I also will not take offense at your sarcastic little comment about strength of materials. And, for consistency, you really need to ensure that the forces are applied the same way in both models.

Where do I begin. Ok, first of all let me explain to you what you're looking at. You're not looking at a stress color plot, you're looking at a displacement color plot. So remember that F = k*x and similarly M = k*phi, and since I'm torquing the car with the same forces and boundary conditions in both cases the ratio of the displacements is going to be equal to the ratio of the stiffness in the two cases. Got it?

Next, realize that the Finite Element Method takes care of all the internal forces stresses and strains by way of the interpolation function (element type) and by using any of a variety of methods, either the direct method (force balancing) or by using the method of minimum potential energy or galerkin's method, etc. For the end user it doesn't really matter, as long as your boundary conditions and your external loading is right, it'll all work out assuming you have no issues with the mesh. This why you usually mesh the thing multiple times until your solution converges. So, unless you're trying to build an FEA model by hand or you're looking at it analytically, like I said...IT DOESN'T MATTER. The software, provided you're using it correctly, does it for you.

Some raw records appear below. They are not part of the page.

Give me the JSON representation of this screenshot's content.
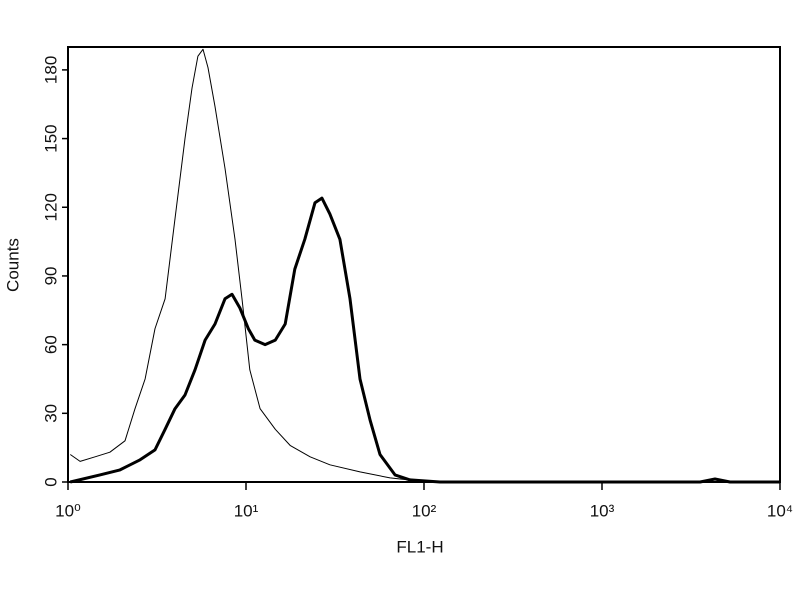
{
  "chart_data": {
    "type": "line",
    "x_label": "FL1-H",
    "y_label": "Counts",
    "xlim": [
      1,
      10000
    ],
    "xscale": "log",
    "xticks": [
      {
        "value": 1,
        "label": "10⁰"
      },
      {
        "value": 10,
        "label": "10¹"
      },
      {
        "value": 100,
        "label": "10²"
      },
      {
        "value": 1000,
        "label": "10³"
      },
      {
        "value": 10000,
        "label": "10⁴"
      }
    ],
    "ylim": [
      0,
      190
    ],
    "yticks": [
      0,
      30,
      60,
      90,
      120,
      150,
      180
    ],
    "series": [
      {
        "color": "#000000",
        "width": 1,
        "x": [
          1.03,
          1.17,
          1.42,
          1.72,
          2.09,
          2.38,
          2.71,
          3.08,
          3.51,
          3.99,
          4.54,
          4.97,
          5.37,
          5.73,
          6.12,
          6.7,
          7.62,
          8.67,
          9.5,
          10.5,
          12.0,
          14.6,
          17.7,
          22.9,
          29.6,
          43.7,
          64.4,
          95,
          267,
          10000
        ],
        "values": [
          12,
          9,
          11,
          13,
          18,
          32,
          45,
          67,
          80,
          115,
          150,
          172,
          186,
          189,
          181,
          164,
          137,
          106,
          80,
          49,
          32,
          23,
          16,
          11,
          7.5,
          4.4,
          1.8,
          0.4,
          0,
          0
        ]
      },
      {
        "color": "#000000",
        "width": 3,
        "x": [
          1.03,
          1.51,
          1.96,
          2.54,
          3.08,
          3.51,
          3.99,
          4.54,
          5.17,
          5.89,
          6.7,
          7.62,
          8.34,
          9.24,
          10.3,
          11.2,
          12.8,
          14.6,
          16.6,
          18.8,
          21.4,
          24.4,
          26.7,
          29.6,
          33.7,
          38.4,
          43.7,
          49.8,
          56.6,
          68.7,
          83.4,
          123,
          3556,
          4315,
          5236,
          10000
        ],
        "values": [
          0,
          3.1,
          5.3,
          9.7,
          14,
          23,
          32,
          38,
          49,
          62,
          69,
          80,
          82,
          76,
          67,
          62,
          60,
          62,
          69,
          93,
          106,
          122,
          124,
          117,
          106,
          80,
          45,
          27,
          12,
          3.1,
          0.9,
          0,
          0,
          1.3,
          0,
          0
        ]
      }
    ]
  }
}
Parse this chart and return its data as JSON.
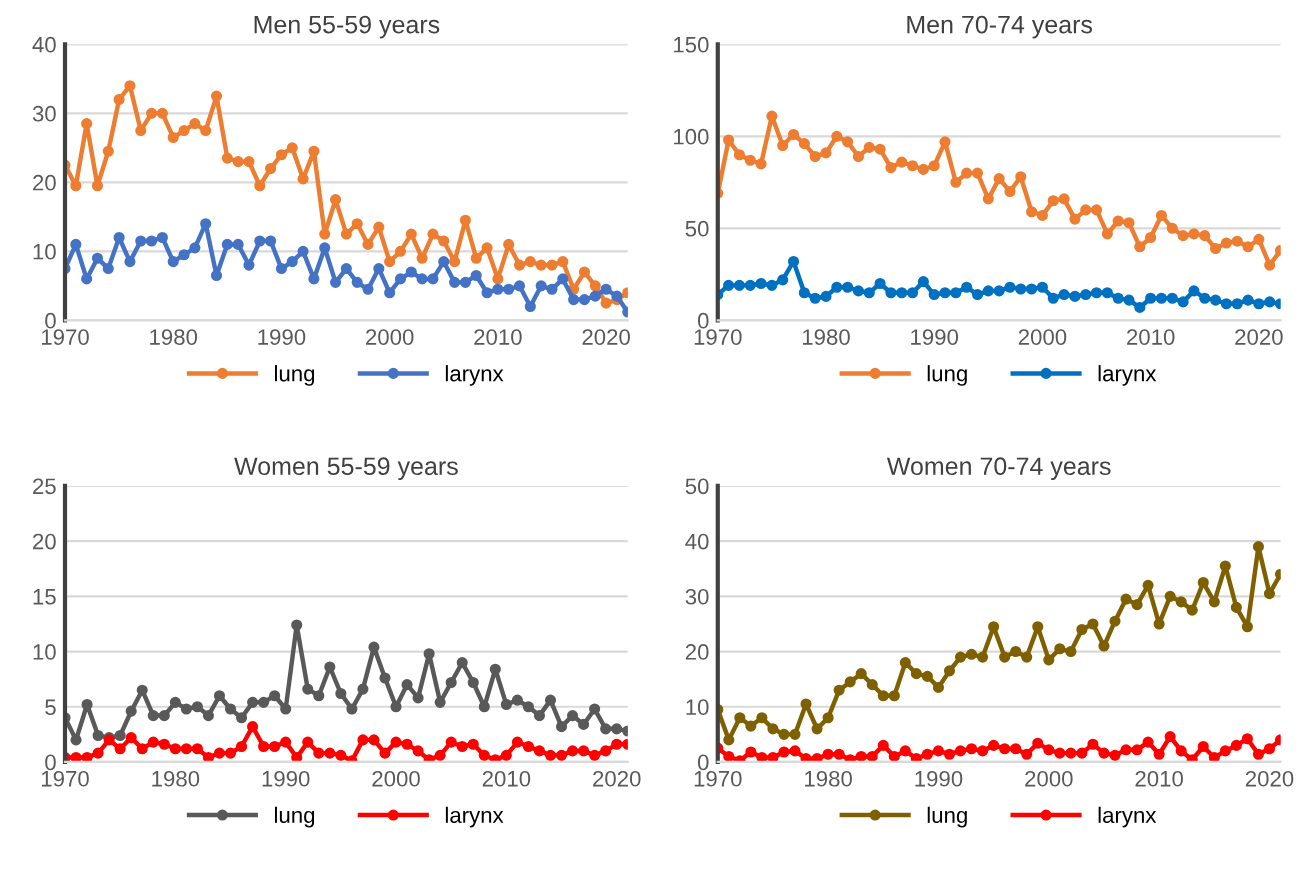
{
  "chart_data": [
    {
      "type": "line",
      "title": "Men 55-59 years",
      "x": [
        1970,
        1971,
        1972,
        1973,
        1974,
        1975,
        1976,
        1977,
        1978,
        1979,
        1980,
        1981,
        1982,
        1983,
        1984,
        1985,
        1986,
        1987,
        1988,
        1989,
        1990,
        1991,
        1992,
        1993,
        1994,
        1995,
        1996,
        1997,
        1998,
        1999,
        2000,
        2001,
        2002,
        2003,
        2004,
        2005,
        2006,
        2007,
        2008,
        2009,
        2010,
        2011,
        2012,
        2013,
        2014,
        2015,
        2016,
        2017,
        2018,
        2019,
        2020,
        2021,
        2022
      ],
      "xlim": [
        1970,
        2022
      ],
      "xticks": [
        1970,
        1980,
        1990,
        2000,
        2010,
        2020
      ],
      "ylim": [
        0,
        40
      ],
      "yticks": [
        0,
        10,
        20,
        30,
        40
      ],
      "grid": "y",
      "legend": "bottom",
      "marker": "circle",
      "line_style": "solid",
      "series": [
        {
          "name": "lung",
          "color": "#ed7d31",
          "values": [
            22.5,
            19.5,
            28.5,
            19.5,
            24.5,
            32,
            34,
            27.5,
            30,
            30,
            26.5,
            27.5,
            28.5,
            27.5,
            32.5,
            23.5,
            23,
            23,
            19.5,
            22,
            24,
            25,
            20.5,
            24.5,
            12.5,
            17.5,
            12.5,
            14,
            11,
            13.5,
            8.5,
            10,
            12.5,
            9,
            12.5,
            11.5,
            8.5,
            14.5,
            9,
            10.5,
            6,
            11,
            8,
            8.5,
            8,
            8,
            8.5,
            4.5,
            7,
            5,
            2.5,
            3,
            4
          ]
        },
        {
          "name": "larynx",
          "color": "#4472c4",
          "values": [
            7.5,
            11,
            6,
            9,
            7.5,
            12,
            8.5,
            11.5,
            11.5,
            12,
            8.5,
            9.5,
            10.5,
            14,
            6.5,
            11,
            11,
            8,
            11.5,
            11.5,
            7.5,
            8.5,
            10,
            6,
            10.5,
            5.5,
            7.5,
            5.5,
            4.5,
            7.5,
            4,
            6,
            7,
            6,
            6,
            8.5,
            5.5,
            5.5,
            6.5,
            4,
            4.5,
            4.5,
            5,
            2,
            5,
            4.5,
            6,
            3,
            3,
            3.5,
            4.5,
            3.5,
            1.2
          ]
        }
      ]
    },
    {
      "type": "line",
      "title": "Men 70-74 years",
      "x": [
        1970,
        1971,
        1972,
        1973,
        1974,
        1975,
        1976,
        1977,
        1978,
        1979,
        1980,
        1981,
        1982,
        1983,
        1984,
        1985,
        1986,
        1987,
        1988,
        1989,
        1990,
        1991,
        1992,
        1993,
        1994,
        1995,
        1996,
        1997,
        1998,
        1999,
        2000,
        2001,
        2002,
        2003,
        2004,
        2005,
        2006,
        2007,
        2008,
        2009,
        2010,
        2011,
        2012,
        2013,
        2014,
        2015,
        2016,
        2017,
        2018,
        2019,
        2020,
        2021,
        2022
      ],
      "xlim": [
        1970,
        2022
      ],
      "xticks": [
        1970,
        1980,
        1990,
        2000,
        2010,
        2020
      ],
      "ylim": [
        0,
        150
      ],
      "yticks": [
        0,
        50,
        100,
        150
      ],
      "grid": "y",
      "legend": "bottom",
      "marker": "circle",
      "line_style": "solid",
      "series": [
        {
          "name": "lung",
          "color": "#ed7d31",
          "values": [
            69,
            98,
            90,
            87,
            85,
            111,
            95,
            101,
            96,
            89,
            91,
            100,
            97,
            89,
            94,
            93,
            83,
            86,
            84,
            82,
            84,
            97,
            75,
            80,
            80,
            66,
            77,
            70,
            78,
            59,
            57,
            65,
            66,
            55,
            60,
            60,
            47,
            54,
            53,
            40,
            45,
            57,
            50,
            46,
            47,
            46,
            39,
            42,
            43,
            40,
            44,
            30,
            38
          ]
        },
        {
          "name": "larynx",
          "color": "#0070c0",
          "values": [
            14,
            19,
            19,
            19,
            20,
            19,
            22,
            32,
            15,
            12,
            13,
            18,
            18,
            16,
            15,
            20,
            15,
            15,
            15,
            21,
            14,
            15,
            15,
            18,
            14,
            16,
            16,
            18,
            17,
            17,
            18,
            12,
            14,
            13,
            14,
            15,
            15,
            12,
            11,
            7,
            12,
            12,
            12,
            10,
            16,
            12,
            11,
            9,
            9,
            11,
            9,
            10,
            9
          ]
        }
      ]
    },
    {
      "type": "line",
      "title": "Women 55-59 years",
      "x": [
        1970,
        1971,
        1972,
        1973,
        1974,
        1975,
        1976,
        1977,
        1978,
        1979,
        1980,
        1981,
        1982,
        1983,
        1984,
        1985,
        1986,
        1987,
        1988,
        1989,
        1990,
        1991,
        1992,
        1993,
        1994,
        1995,
        1996,
        1997,
        1998,
        1999,
        2000,
        2001,
        2002,
        2003,
        2004,
        2005,
        2006,
        2007,
        2008,
        2009,
        2010,
        2011,
        2012,
        2013,
        2014,
        2015,
        2016,
        2017,
        2018,
        2019,
        2020,
        2021
      ],
      "xlim": [
        1970,
        2021
      ],
      "xticks": [
        1970,
        1980,
        1990,
        2000,
        2010,
        2020
      ],
      "ylim": [
        0,
        25
      ],
      "yticks": [
        0,
        5,
        10,
        15,
        20,
        25
      ],
      "grid": "y",
      "legend": "bottom",
      "marker": "circle",
      "line_style": "solid",
      "series": [
        {
          "name": "lung",
          "color": "#595959",
          "values": [
            4,
            2,
            5.2,
            2.4,
            2.2,
            2.4,
            4.6,
            6.5,
            4.2,
            4.2,
            5.4,
            4.8,
            5,
            4.2,
            6,
            4.8,
            4,
            5.4,
            5.4,
            6,
            4.8,
            12.4,
            6.6,
            6,
            8.6,
            6.2,
            4.8,
            6.6,
            10.4,
            7.6,
            5,
            7,
            5.8,
            9.8,
            5.4,
            7.2,
            9,
            7.2,
            5,
            8.4,
            5.2,
            5.6,
            5,
            4.2,
            5.6,
            3.2,
            4.2,
            3.4,
            4.8,
            3,
            3,
            2.8
          ]
        },
        {
          "name": "larynx",
          "color": "#ff0000",
          "values": [
            0.4,
            0.4,
            0.4,
            0.8,
            2,
            1.2,
            2.2,
            1.2,
            1.8,
            1.6,
            1.2,
            1.2,
            1.2,
            0.4,
            0.8,
            0.8,
            1.4,
            3.2,
            1.4,
            1.4,
            1.8,
            0.4,
            1.8,
            0.8,
            0.8,
            0.6,
            0.1,
            2,
            2,
            0.8,
            1.8,
            1.6,
            1,
            0.2,
            0.6,
            1.8,
            1.4,
            1.6,
            0.6,
            0.2,
            0.6,
            1.8,
            1.4,
            1,
            0.6,
            0.6,
            1,
            1,
            0.6,
            1,
            1.6,
            1.6
          ]
        }
      ]
    },
    {
      "type": "line",
      "title": "Women 70-74 years",
      "x": [
        1970,
        1971,
        1972,
        1973,
        1974,
        1975,
        1976,
        1977,
        1978,
        1979,
        1980,
        1981,
        1982,
        1983,
        1984,
        1985,
        1986,
        1987,
        1988,
        1989,
        1990,
        1991,
        1992,
        1993,
        1994,
        1995,
        1996,
        1997,
        1998,
        1999,
        2000,
        2001,
        2002,
        2003,
        2004,
        2005,
        2006,
        2007,
        2008,
        2009,
        2010,
        2011,
        2012,
        2013,
        2014,
        2015,
        2016,
        2017,
        2018,
        2019,
        2020,
        2021
      ],
      "xlim": [
        1970,
        2021
      ],
      "xticks": [
        1970,
        1980,
        1990,
        2000,
        2010,
        2020
      ],
      "ylim": [
        0,
        50
      ],
      "yticks": [
        0,
        10,
        20,
        30,
        40,
        50
      ],
      "grid": "y",
      "legend": "bottom",
      "marker": "circle",
      "line_style": "solid",
      "series": [
        {
          "name": "lung",
          "color": "#7f6000",
          "values": [
            9.5,
            4,
            8,
            6.5,
            8,
            6,
            5,
            5,
            10.5,
            6,
            8,
            13,
            14.5,
            16,
            14,
            12,
            12,
            18,
            16,
            15.5,
            13.5,
            16.5,
            19,
            19.5,
            19,
            24.5,
            19,
            20,
            19,
            24.5,
            18.5,
            20.5,
            20,
            24,
            25,
            21,
            25.5,
            29.5,
            28.5,
            32,
            25,
            30,
            29,
            27.5,
            32.5,
            29,
            35.5,
            28,
            24.5,
            39,
            30.5,
            34
          ]
        },
        {
          "name": "larynx",
          "color": "#ff0000",
          "values": [
            2.5,
            1,
            0.2,
            1.8,
            0.8,
            0.8,
            1.8,
            2,
            0.6,
            0.6,
            1.4,
            1.4,
            0.4,
            1,
            1,
            3,
            1,
            2,
            0.6,
            1.4,
            2,
            1.4,
            2,
            2.4,
            2,
            3,
            2.4,
            2.4,
            1.4,
            3.4,
            2.2,
            1.6,
            1.6,
            1.6,
            3.2,
            1.6,
            1.2,
            2.2,
            2.2,
            3.6,
            1.4,
            4.6,
            2,
            0.4,
            2.8,
            0.8,
            2,
            3,
            4.2,
            1.4,
            2.4,
            4
          ]
        }
      ]
    }
  ]
}
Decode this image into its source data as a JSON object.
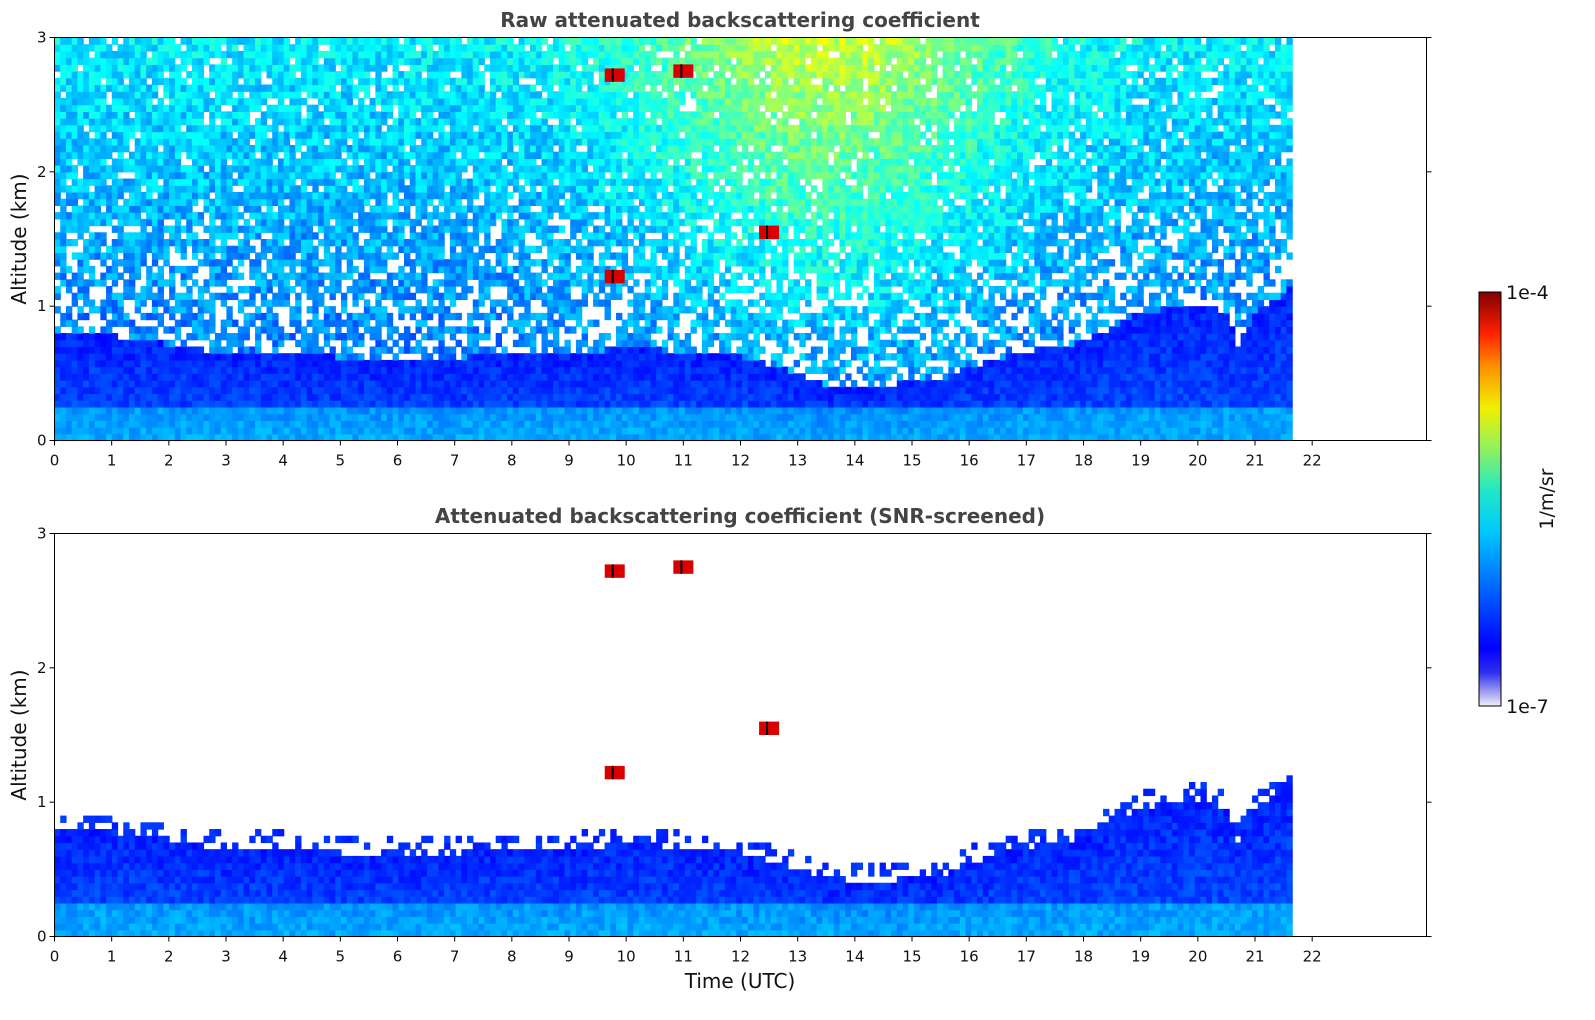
{
  "chart_data": [
    {
      "type": "heatmap",
      "title": "Raw attenuated backscattering coefficient",
      "xlabel": "",
      "ylabel": "Altitude (km)",
      "xlim": [
        0,
        24
      ],
      "ylim": [
        0,
        3
      ],
      "x_ticks": [
        "0",
        "1",
        "2",
        "3",
        "4",
        "5",
        "6",
        "7",
        "8",
        "9",
        "10",
        "11",
        "12",
        "13",
        "14",
        "15",
        "16",
        "17",
        "18",
        "19",
        "20",
        "21",
        "22"
      ],
      "y_ticks": [
        "0",
        "1",
        "2",
        "3"
      ],
      "data_end_time": 21.65,
      "colormap": "jet, log scale",
      "color_range": [
        "1e-7",
        "1e-4"
      ],
      "boundary_layer_top_km": [
        [
          0,
          0.78
        ],
        [
          1,
          0.78
        ],
        [
          2,
          0.72
        ],
        [
          3,
          0.65
        ],
        [
          4,
          0.66
        ],
        [
          5,
          0.62
        ],
        [
          6,
          0.62
        ],
        [
          7,
          0.62
        ],
        [
          8,
          0.64
        ],
        [
          9,
          0.64
        ],
        [
          10,
          0.7
        ],
        [
          11,
          0.66
        ],
        [
          12,
          0.63
        ],
        [
          13,
          0.5
        ],
        [
          13.5,
          0.42
        ],
        [
          14,
          0.41
        ],
        [
          15,
          0.43
        ],
        [
          15.5,
          0.45
        ],
        [
          16,
          0.55
        ],
        [
          17,
          0.66
        ],
        [
          18,
          0.74
        ],
        [
          19,
          0.95
        ],
        [
          20,
          1.02
        ],
        [
          20.5,
          0.95
        ],
        [
          20.7,
          0.72
        ],
        [
          21,
          0.95
        ],
        [
          21.65,
          1.15
        ]
      ],
      "features": [
        {
          "time": 11.0,
          "alt_km": 2.75,
          "note": "cloud"
        },
        {
          "time": 9.8,
          "alt_km": 2.72,
          "note": "cloud"
        },
        {
          "time": 9.8,
          "alt_km": 1.22,
          "note": "cloud"
        },
        {
          "time": 12.5,
          "alt_km": 1.55,
          "note": "cloud"
        }
      ]
    },
    {
      "type": "heatmap",
      "title": "Attenuated backscattering coefficient (SNR-screened)",
      "xlabel": "Time (UTC)",
      "ylabel": "Altitude (km)",
      "xlim": [
        0,
        24
      ],
      "ylim": [
        0,
        3
      ],
      "x_ticks": [
        "0",
        "1",
        "2",
        "3",
        "4",
        "5",
        "6",
        "7",
        "8",
        "9",
        "10",
        "11",
        "12",
        "13",
        "14",
        "15",
        "16",
        "17",
        "18",
        "19",
        "20",
        "21",
        "22"
      ],
      "y_ticks": [
        "0",
        "1",
        "2",
        "3"
      ],
      "data_end_time": 21.65,
      "colormap": "jet, log scale",
      "color_range": [
        "1e-7",
        "1e-4"
      ]
    }
  ],
  "colorbar": {
    "label": "1/m/sr",
    "max_label": "1e-4",
    "min_label": "1e-7"
  }
}
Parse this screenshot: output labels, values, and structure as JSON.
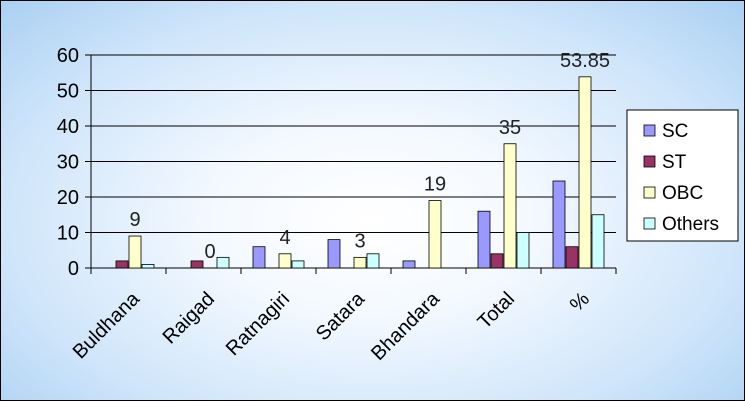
{
  "chart_data": {
    "type": "bar",
    "categories": [
      "Buldhana",
      "Raigad",
      "Ratnagiri",
      "Satara",
      "Bhandara",
      "Total",
      "%"
    ],
    "series": [
      {
        "name": "SC",
        "color": "#9999ff",
        "values": [
          0,
          0,
          6,
          8,
          2,
          16,
          24.5
        ]
      },
      {
        "name": "ST",
        "color": "#993366",
        "values": [
          2,
          2,
          0,
          0,
          0,
          4,
          6
        ]
      },
      {
        "name": "OBC",
        "color": "#ffffcc",
        "values": [
          9,
          0,
          4,
          3,
          19,
          35,
          53.85
        ]
      },
      {
        "name": "Others",
        "color": "#ccffff",
        "values": [
          1,
          3,
          2,
          4,
          0,
          10,
          15
        ]
      }
    ],
    "data_labels": [
      "9",
      "0",
      "4",
      "3",
      "19",
      "35",
      "53.85"
    ],
    "data_label_series": "OBC",
    "y_ticks": [
      "0",
      "10",
      "20",
      "30",
      "40",
      "50",
      "60"
    ],
    "ylim": [
      0,
      60
    ],
    "grid": true,
    "legend_position": "right",
    "title": "",
    "xlabel": "",
    "ylabel": ""
  }
}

As far as the amount of material added and extra stiffness goes, like I said it probably has more to do with a change in bending moment of inertia. Just from looking at the pictures of the skeleton you can see that the frame has box beams in the coupe and a tube or cylindrical frame in the roadie. That can make a big difference in moment of inertia without changing the mass of the frame significantly.

Why do you think most buildings are made with I-beams? They have a high moment of inertia and they save weight.

Any other questions? Or should I give up?

Oh and sorry for the sarcasm...I tend to get that way when people argue with me and they don't really know what they're talking about. And if that offends you fine...but I'm an engineer and I know what I'm talking about it. And I get a little tired of defending my opinions from people who have a limited understand of mechanics.

[Dammmittt]

Quote:

Originally Posted by CalRick

If the additional stiffness that's being seen is not due to the roof and related changes, where is it coming from? Why would BMW provide additional stiffening elements to the coupe and not the roadster?

Considering all the additional structure that is typically added to a chop-top coupe to bring its stiffness back up into the neighborhood of an original coupe structure, (and how flexible most convertibles remain,) it's not incredible to figure that a simple roof-ectomy results in a 50ish % loss in stiffness prior to reinforcement.

See above.

And as far as why BMW does anything, I dunno, ask them.